Illustrating the Importance of Women in Science

In the library’s McLean Wolf Rare Book Room you’ll find no shortage of works authored by men because, according to conventions of the time, they were best suited to explore the mysteries of the natural world. Some women, however, found ways bend expectations of womanhood to incorporate the study of the natural world into their lives. Many were born into families with the resources to provide them a formal education, of which drawing and appreciation for the natural world were a significant part. Some had access to scientific networks, who married or were related to male naturalists and were expected to support their work. Some were born into artisan families and incorporated their love for nature into their work. In the Academy’s Library and Archives, there are many examples of the important contributions of women.

Anna Maria Hussey (1805-1853) 

Anna Maria Hussey (nee Reed) was the daughter of a gentry clergyman and nothing is known of her formal education but it likely resembled the typical education of young women of her class. In 1831, she married Thomas J. Hussey, the newly appointed Rector of Hayes, Kent, and himself an amateur astronomer.  

Hussey had access to an extensive network of naturalists and developed a significant interest in mycology around 1840. Hussey found a mentor in Rev. Miles J. Berkeley, the most eminent mycologist in Britain, who she corresponded with not only about mycology, but with whom she was surprisingly frank about the internal conflict she felt between her domestic responsibilities as a Rector’s wife and her scientific research.   

Hussey’s research culminated in a two-volume work published from 1847-1855, Illustrations of British mycologyIllustrations was comprised of 140 illustrations, noted by contemporary reviewers for their beauty and accuracy, by Hussey and her sister Frances Reed as well as text that contained scientific information for each fungus but also included engaging commentary on folklore, history and morality as well as gastronomical notes on the edible fungi.

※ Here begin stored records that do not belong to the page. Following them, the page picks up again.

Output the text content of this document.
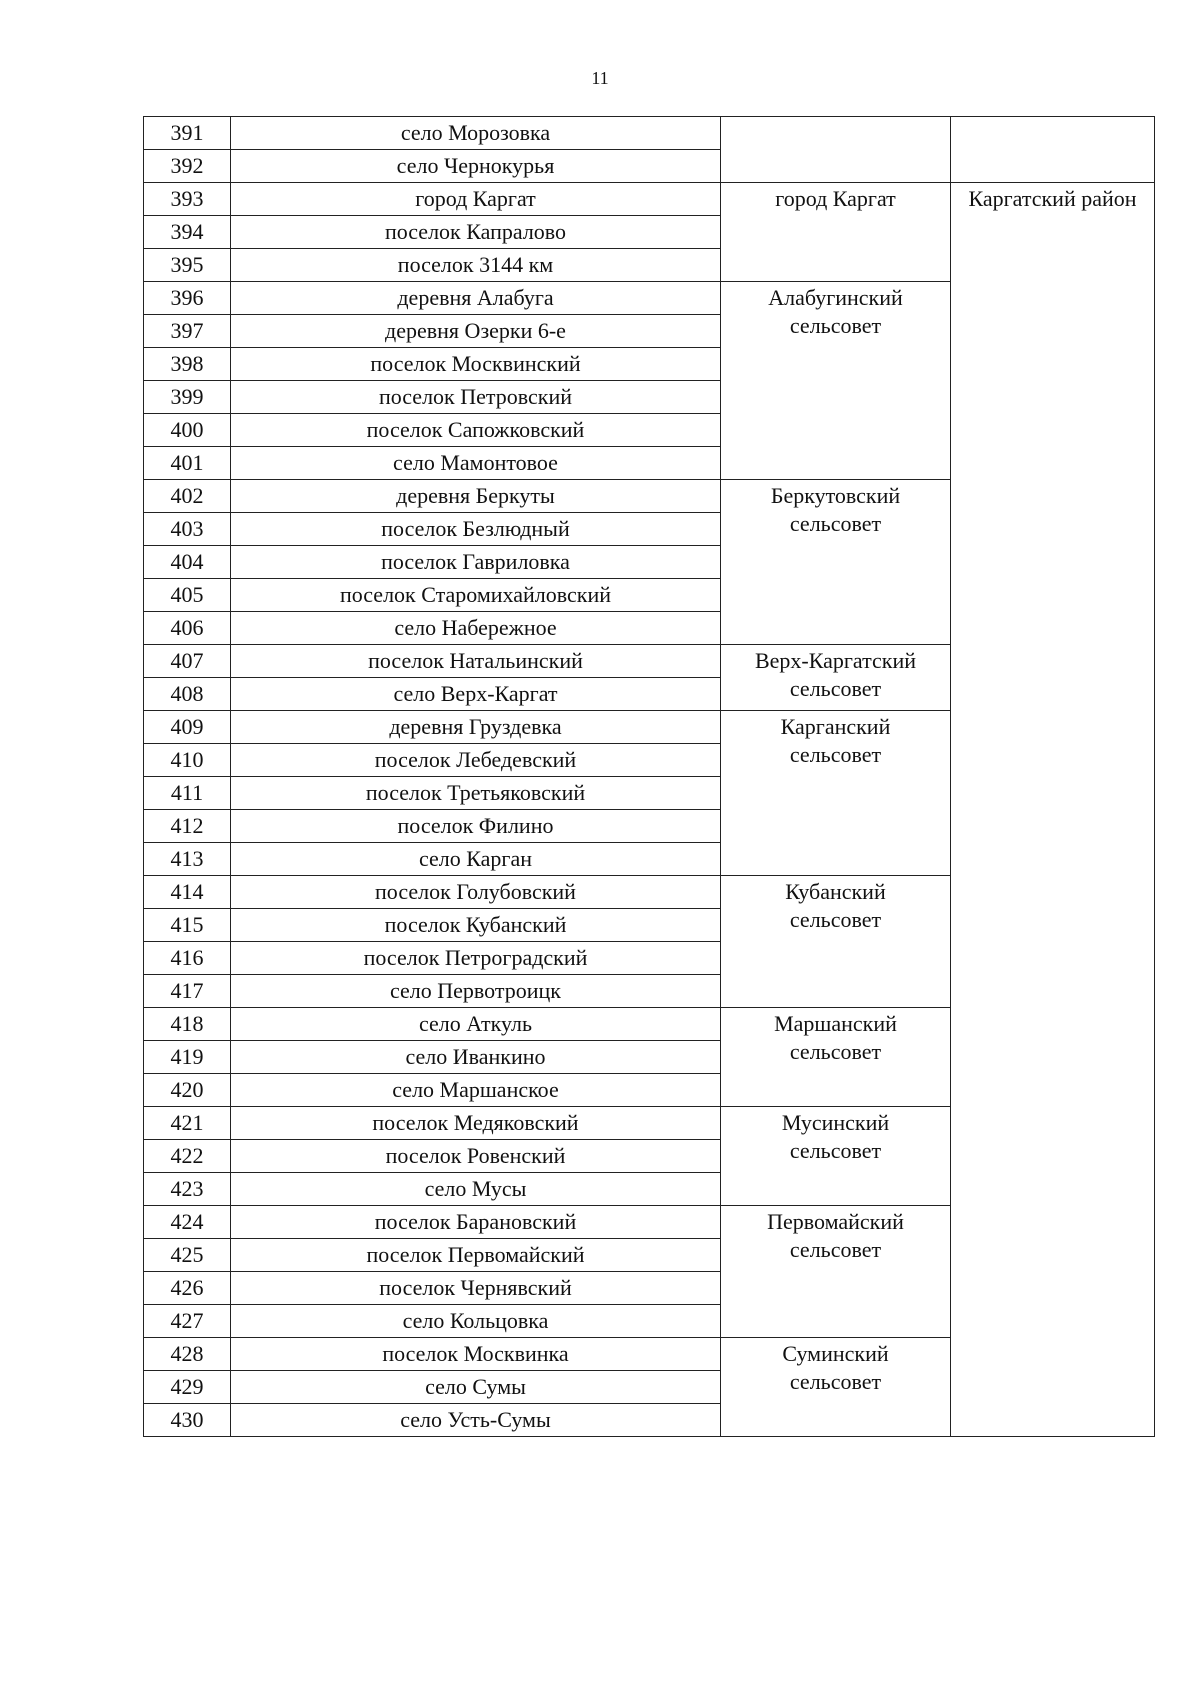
11
391	село Морозовка		
392	село Чернокурья		
393	город Каргат	город Каргат	Каргатский район
394	поселок Капралово		
395	поселок 3144 км		
396	деревня Алабуга	Алабугинский
сельсовет	

397	деревня Озерки 6-е		
398	поселок Москвинский		
399	поселок Петровский		
400	поселок Сапожковский		
401	село Мамонтовое		
402	деревня Беркуты	Беркутовский
сельсовет	

403	поселок Безлюдный		
404	поселок Гавриловка		
405	поселок Старомихайловский		
406	село Набережное		
407	поселок Натальинский	Верх-Каргатский
сельсовет	

408	село Верх-Каргат		
409	деревня Груздевка	Карганский
сельсовет	

410	поселок Лебедевский		
411	поселок Третьяковский		
412	поселок Филино		
413	село Карган		
414	поселок Голубовский	Кубанский
сельсовет	

415	поселок Кубанский		
416	поселок Петроградский		
417	село Первотроицк		
418	село Аткуль	Маршанский
сельсовет	

419	село Иванкино		
420	село Маршанское		
421	поселок Медяковский	Мусинский
сельсовет	

422	поселок Ровенский		
423	село Мусы		
424	поселок Барановский	Первомайский
сельсовет	

425	поселок Первомайский		
426	поселок Чернявский		
427	село Кольцовка		
428	поселок Москвинка	Суминский
сельсовет	

429	село Сумы		
430	село Усть-Сумы		
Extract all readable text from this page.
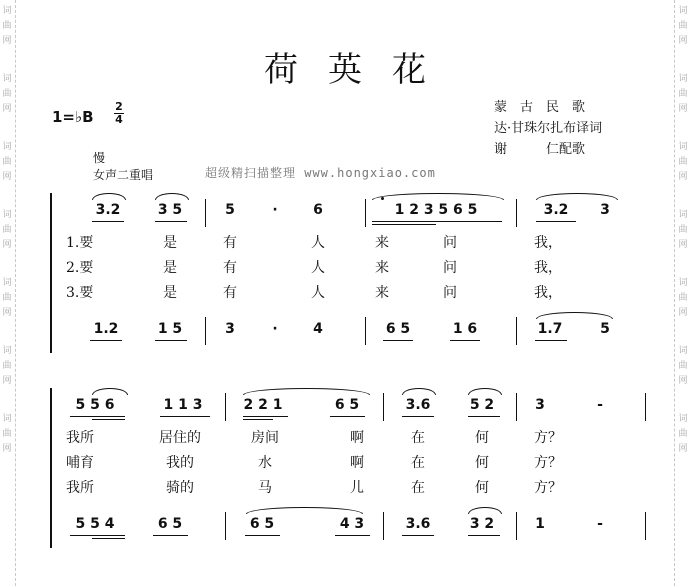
词
曲
网
词
曲
网
词
曲
网
词
曲
网
词
曲
网
词
曲
网
词
曲
网
词
曲
网
词
曲
网
词
曲
网
词
曲
网
词
曲
网
词
曲
网
词
曲
网
荷英花
1=♭B
2
4
蒙　古　民　歌
达·甘珠尔扎布译词
谢　　　仁配歌
慢
女声二重唱	超级精扫描整理 www.hongxiao.com
3.2	3 5	5	·	6	1 2 3 5 6 5	3.2 3
1.要	是	有	人	来	问	我，
2.要	是	有	人	来	问	我，
3.要	是	有	人	来	问	我，
1.2	1 5	3	·	4	6 5	1 6	1.7	5
5 5 6	1 1 3	2 2 1	6 5	3.6	5 2	3	-
我所	居住的	房间	啊	在	何	方？
哺育	我的	水	啊	在	何	方？
我所	骑的	马	儿	在	何	方？
5 5 4	6 5	6 5	4 3	3.6	3 2	1	-
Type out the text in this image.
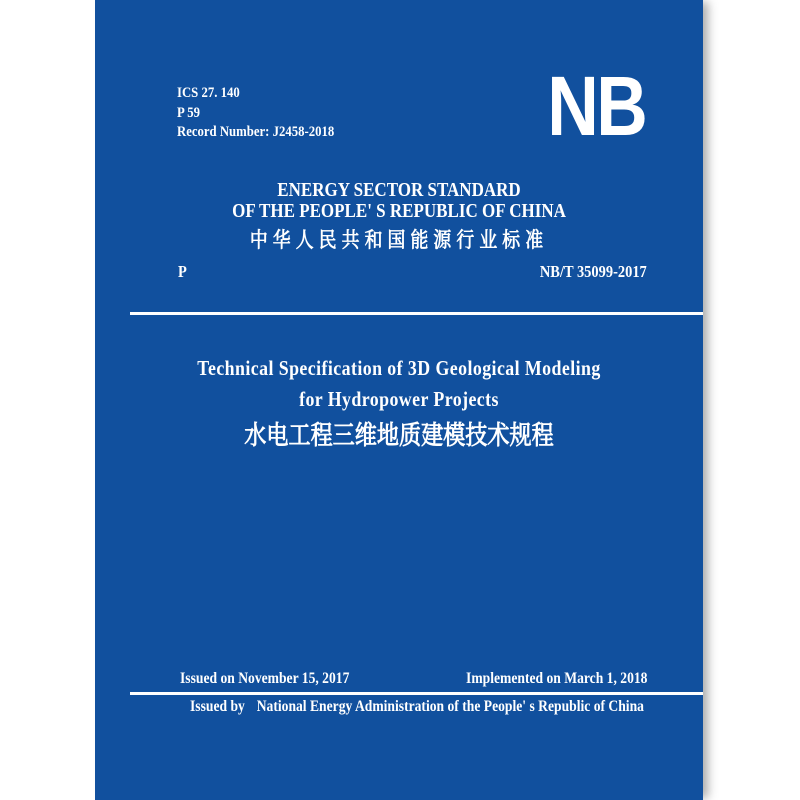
ICS 27. 140
P 59
Record Number: J2458-2018	NB
ENERGY SECTOR STANDARD
OF THE PEOPLE' S REPUBLIC OF CHINA
中华人民共和国能源行业标准
P	NB/T 35099-2017
Technical Specification of 3D Geological Modeling
for Hydropower Projects
水电工程三维地质建模技术规程
Issued on November 15, 2017	Implemented on March 1, 2018
Issued by National Energy Administration of the People' s Republic of China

The same year, Hussey also illustrated Chares David Badham’s Treatise on the esculent funguses of England. She died in 1853, before the final volume of her life’s work could be published.  

Helen Lawson (abt. 1808-1853) 

Helen Lawson was born into a family of artisans, headed by her father, engraver Alexander Lawson. The senior Lawson was the preferred engraver for many Academy members, thus bringing Helen into contact with many of the eminent American naturalists of the time. Nothing is known of Helen’s formal education, however such an environment provided ample opportunity for Helen to develop her talents for depicting the natural world.  

Helen got her formal start in the Lawson family business by coloring plates engraved by her father. She and her sister Malvina, were paid $5000 by Academy Vice President George Ord to color plates for new editions of Alexander Wilson’s American Ornithology. Though her father did not teach Helen the engravers art, as he taught her brother Oscar, she successfully taught herself, though later abandoning the practice due to the physical strain it presented.  

The most prolific of Helen’s illustrative works are the plates for Samuel Stehman Haldeman’s Monograph of the Freshwater Univalve Mollusca of the United StatesThe illustrations were so well received that conchologist Amos Binney replaced the illustrator for Terrestrial Air-Breathing Mollusks of the United States with Lawson. 

Helen later became a secretary of the Philadelphia School of Design for Women, a precursor to Moore College of Art and Design, where she applied her experience towards enabling a future generation of women to pursue a trade as illustrators.  

These are just a couple of the women whose labors contributed to our understanding of the natural world, but we must also acknowledge the women whose stories we don’t and likely will never know. Women who had some hand in publications of natural history as colorists, collectors or who communicated knowledge that, for reasons of race or class, whose names cannot be found within the library. Women who wished to share their observations of the natural world but for the same reasons of gender, race, and class or perhaps that their engagement with the natural world did not fit within the parameters of Western science, we will never know.  

2 comments

  1. Wonderful article, thank you! There are so many names to add to this. One that comes to mind is Lucy Say, who illustrated the works of her husband, Thomas Say. He was an early member of the Academy. It is important to note that Academy members were often Quakers, who were more open-minded about including women in their endeavors and often encouraged them.